Various courts have held that certain licensing practices, such as tying, resale restrictions or patent pooling, can constitute antitrust violations. For these reasons, patent owners will often rely on experienced patent attorneys to negotiate patent licenses. However, antitrust law is very complex and can be very confusing to even the most experienced attorneys.
The legality of these practices remained unclear until the recent Supreme Court decision in Kimble v. Marvel Entertainment, LLC et al., __ U.S. __, 135 S. Ct. 2401 (2015).
The Kimble Decision
Marvel Entertainment obtained a license for a patent directed to a toy for a lump sum payment and a 3% royalty on future sales. The license agreement set no end date for royalties. As the patent neared the end of its statutory 20-year term, Marvel Entertainment discovered a 50-year-old antitrust case that was decided by the Supreme Court (i.e., Brulotte v. Thys Co., 379 U.S. 29, 85 S. Ct. 176, 13 L. Ed. 2d 99 (1964)) that held that a patent owner could not collect royalties for infringing activity that occurred after the licensed patent expired.
Marvel Entertainment filed a lawsuit in order to get a district court to confirm that it no longer had to pay royalties under the license agreement. The district court agreed.
The patent owner appealed to the U.S. Court of Appeals for the Ninth Circuit. The Ninth Circuit affirmed the ruling of the district court. The patent owner appealed to the Supreme Court. The Supreme Court indicated that it was bound by the Brulotte decision and affirmed the Ninth Circuit.
The Supreme Court Established That Certain Other Licensing Practices Were Permissible Under Antitrust Law
The main issue that was resolved by the Kimble decision was very straightforward – patent owners cannot collect royalties for infringing activities that occur after the underlying patent has expired. However, the Kimble decision was notable due to the guidance that the Supreme Court provided with respect to other licensing practices.
Specifically, the Kimble decision confirmed that a patent licensor can structure a license agreement to allow the licensee to defer payments for pre-expiration use of a patent into the post-expiration period.
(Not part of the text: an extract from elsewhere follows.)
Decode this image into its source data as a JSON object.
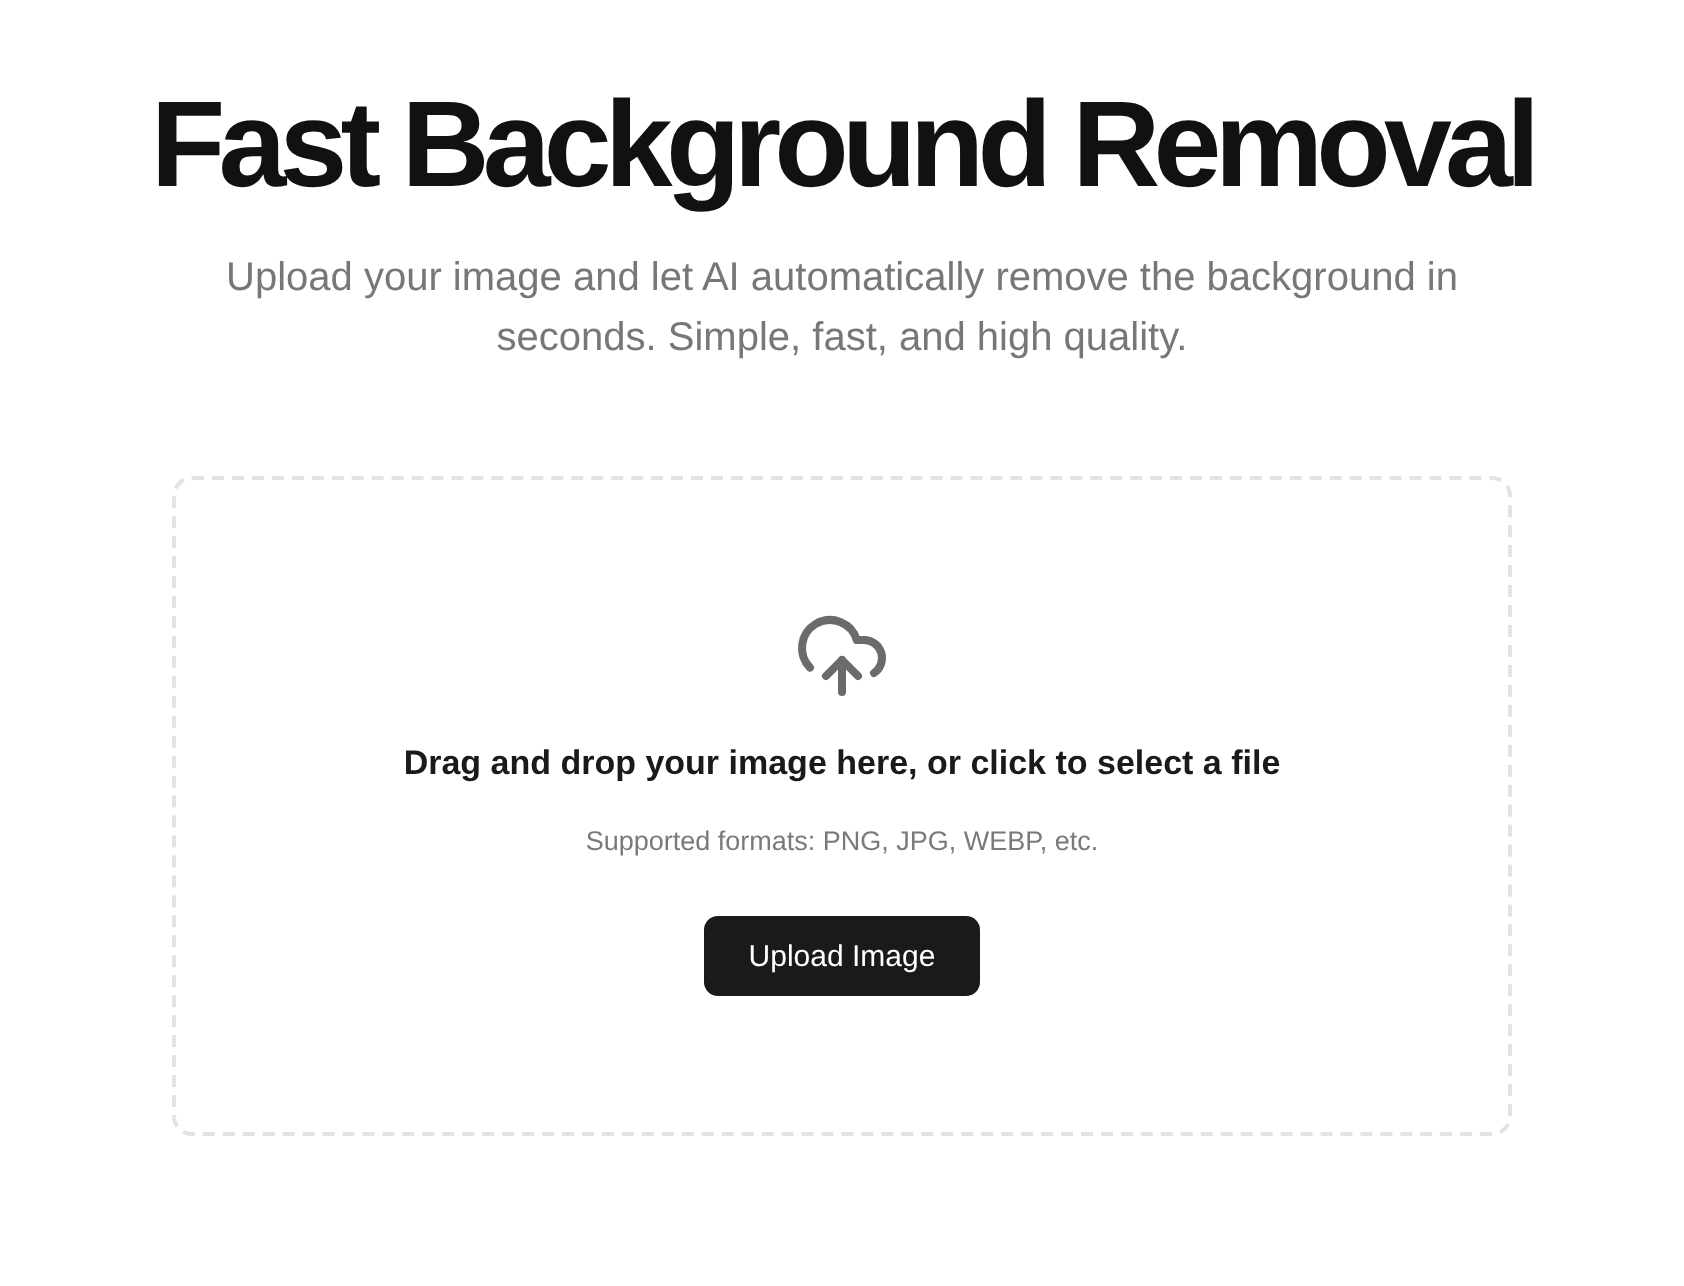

In other words, a patent owner can delay its royalty payments, either in whole or in part, until after the licensed patent has expired.
The Kimble decision also indicated that patent owners could license multiple patents to licensees and require license payments for activities that occurred up until the last patent expired. Patent owners could even collect royalties for a trade secret that was licensed with patent after the patent expired, provided that the royalty rate decreased when the patent expired.
The Supreme Court noted that patent owners could structure other business arrangements with their licensees, such as joint ventures, to get around the 50-year-old precedent that prohibited patent owners from collecting royalties for activities that occurred after a patent expired.
Justice Kagan’s Lively Language
Another notable aspect of the Kimble decision is that it includes certain language that helps to make this otherwise dry subject more interesting. One example of this lively language contained within Justice Kagan’s opinion in which she states “[p]atents endow their holders with certain superpowers, but only for a limited time.” Kimble v. Marvel Entertainment, LLC et al., slip opinion at 3.
Another example is a quote from a Spider-Man comic book, which is used to establish that the Court should exercise its power to overrule past precedents sparingly. See Kimble v. Marvel Entertainment, LLC et al., slip opinion at 18 (quoting S. Lee and S. Ditko, Amazing Fantasy No. 15: “Spider-Man,” p. 13 (1962), “[I]n this world, with great power there must also come – great responsibility.”